Southern NH University in Manchester is adding seven new engineering-related programs. This fall, students may enroll in aeronautical engineering, air traffic management, aviation management, computer science, construction management, electrical and computer engineering and mechanical engineering.

That follows the school’s rescue of Daniel Webster College in Nashua, whose parent organization, ITT Educational Services, announced the closing of all its campuses early last year. SNHU stepped in and is now providing faculty and student services on the Nashua campus, which was renowned for its aviation program. This fall, however, some 225 students will attend classes on SNHU’s Manchester campus, according to SNHU President Paul Leblanc.

SNHU is also expanding its engineering space. Some $7 million is being spent to convert a warehouse facility near campus for engineering education purposes, says Leblanc, adding a new $40 million engineering facility is also in the works. He says when it is finished in 2019, the warehouse facility will be used as an annex. “You need kind of cavernous spaces for engineers to try things,” he says.

Last year, SNHU teamed with Worcester Polytechnic Institute to create SNHU’s first engineering degree program—an MBA in engineering management. Jim Smith, the senior vice president in charge of SNHU’s new College of Engineering, Technology and Aeronautics, spent 28 years in the Air Force, served at a variety of positions with Raytheon and is a former U.S. ambassador to Saudi Arabia. “We’re looking at creative ideas,” he says, which include combining online and classroom instruction and an apprentice program. Smith says SNHU is focused on “building a better future, and we’re going to start right here.”

Leblanc says SNHU is also working to involve more women and people of color in engineering by getting them involved when they are as young as middle school age. To that end, he says, SNHU has committed to bringing the state’s first Challenge Center to campus.

“They are pretty incredible mock-ups of a space station and mission control, and they target middle school kids and they fly a mission,” he explains. “They have to form teams, work out problems. The notion, of course, is to inspire.” The center could open as soon as 2019.

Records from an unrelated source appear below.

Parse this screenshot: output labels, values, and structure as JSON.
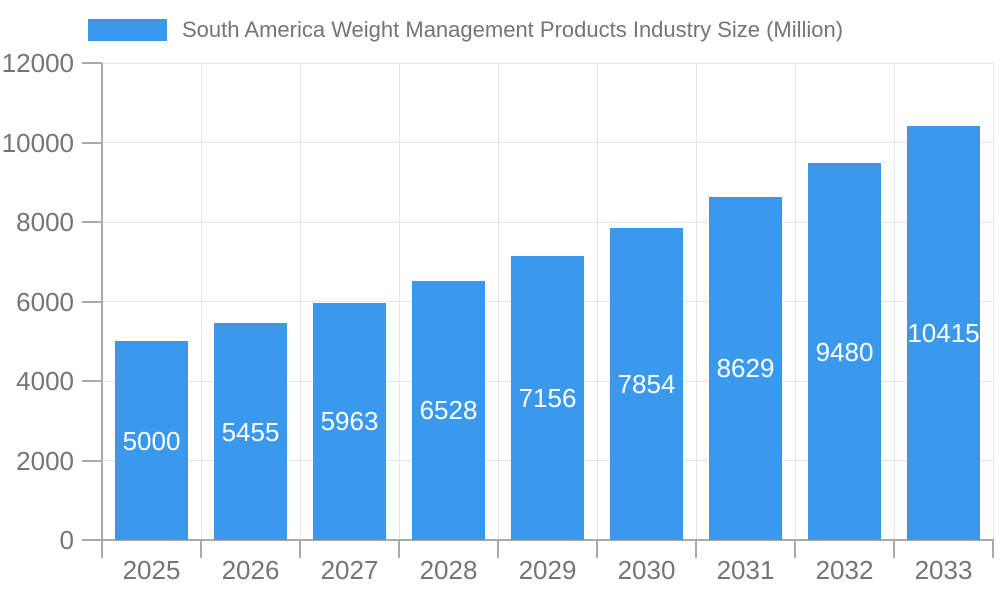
{
  "legend": {
    "label": "South America Weight Management Products Industry Size (Million)"
  },
  "chart_data": {
    "type": "bar",
    "title": "South America Weight Management Products Industry Size (Million)",
    "categories": [
      "2025",
      "2026",
      "2027",
      "2028",
      "2029",
      "2030",
      "2031",
      "2032",
      "2033"
    ],
    "values": [
      5000,
      5455,
      5963,
      6528,
      7156,
      7854,
      8629,
      9480,
      10415
    ],
    "xlabel": "",
    "ylabel": "",
    "ylim": [
      0,
      12000
    ],
    "yticks": [
      0,
      2000,
      4000,
      6000,
      8000,
      10000,
      12000
    ],
    "grid": true,
    "legend_position": "top-left",
    "value_labels": "inside-center",
    "colors": {
      "bar": "#3A99EC",
      "grid": "#E6E6E6",
      "axis": "#AAAAAA",
      "text": "#757575",
      "value_label": "#FFFFFF"
    }
  }
}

The University of NH in Durham has achieved record enrollment in the College of Engineering and Physical Sciences, according to Chuck Zercher, interim dean of the department. This past fall, 2,200 undergrads and 500 graduate students were enrolled.

To meet demand, an expansion of 11,900 square feet is planned for the Jere E. Chase Ocean Engineering Laboratory, with an additional 2,900 square feet being renovated into a modern classroom, according to Zercher. The addition will be used for instructional space, lab space and research space, at a cost of $5 million, $3 million of which was donated anonymously. Construction has started, and the facility should be ready in time for the fall semester.

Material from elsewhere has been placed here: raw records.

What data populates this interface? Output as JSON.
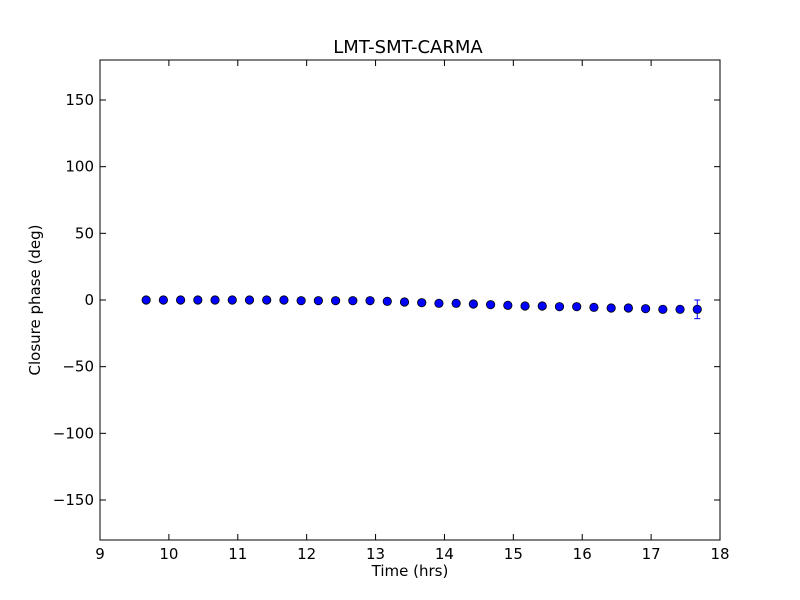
{
  "chart_data": {
    "type": "scatter",
    "title": "LMT-SMT-CARMA",
    "xlabel": "Time (hrs)",
    "ylabel": "Closure phase (deg)",
    "xlim": [
      9,
      18
    ],
    "ylim": [
      -180,
      180
    ],
    "xticks": [
      9,
      10,
      11,
      12,
      13,
      14,
      15,
      16,
      17,
      18
    ],
    "xtick_labels": [
      "9",
      "10",
      "11",
      "12",
      "13",
      "14",
      "15",
      "16",
      "17",
      "18"
    ],
    "yticks": [
      -150,
      -100,
      -50,
      0,
      50,
      100,
      150
    ],
    "ytick_labels": [
      "−150",
      "−100",
      "−50",
      "0",
      "50",
      "100",
      "150"
    ],
    "grid": false,
    "marker_color": "#0000ff",
    "series": [
      {
        "x": [
          9.67,
          9.92,
          10.17,
          10.42,
          10.67,
          10.92,
          11.17,
          11.42,
          11.67,
          11.92,
          12.17,
          12.42,
          12.67,
          12.92,
          13.17,
          13.42,
          13.67,
          13.92,
          14.17,
          14.42,
          14.67,
          14.92,
          15.17,
          15.42,
          15.67,
          15.92,
          16.17,
          16.42,
          16.67,
          16.92,
          17.17,
          17.42,
          17.67
        ],
        "y": [
          0.0,
          0.0,
          0.0,
          0.0,
          0.0,
          0.0,
          0.0,
          0.0,
          0.0,
          -0.5,
          -0.5,
          -0.5,
          -0.5,
          -0.5,
          -1.0,
          -1.5,
          -2.0,
          -2.5,
          -2.5,
          -3.0,
          -3.5,
          -4.0,
          -4.5,
          -4.5,
          -5.0,
          -5.0,
          -5.5,
          -6.0,
          -6.0,
          -6.5,
          -7.0,
          -7.0,
          -7.0
        ],
        "yerr": [
          0,
          0,
          0,
          0,
          0,
          0,
          0,
          0,
          0,
          0,
          0,
          0,
          0,
          0,
          0,
          0,
          0,
          0,
          0,
          0,
          0,
          0,
          0,
          0,
          0,
          0,
          0,
          0,
          0,
          0,
          0,
          0,
          7
        ]
      }
    ]
  }
}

Additionally, another gift of $5.3 million will help provide the state’s manufacturing industry with highly skilled workers when UNH opens the John Olson Advanced Manufacturing Center a mile and a half off campus. A lease has been signed, and the hiring of staff to manage the facility will take place over the summer, according to Zercher.

“It’s intended to be a location where a combination of industrial support provided by university expertise, faculty research projects and student training in advanced manufacturing come together,” he says. “We anticipate it may also be a location where short courses provided for the support of the industrial sector could be offered and hopefully will be a center of support for the industry.”

As opportunities expand for both engineering students and engineering firms, many say they’re glad to see a reversal of the tough times that hit the profession during the recession of 2008-09.

“It’s an exciting time because there’s talk of more infrastructure bills going through, and New Hampshire is certainly starting to feel the economic benefits of the I-93 expansion, and Massachusetts is starting to get built out so it’s starting to spill into New Hampshire,” says Cruess. “But ’08 and ’09 is still very fresh in our minds. We’re proud how we weathered it and we’re strong on the other side… 2017 is going to be a busy year.”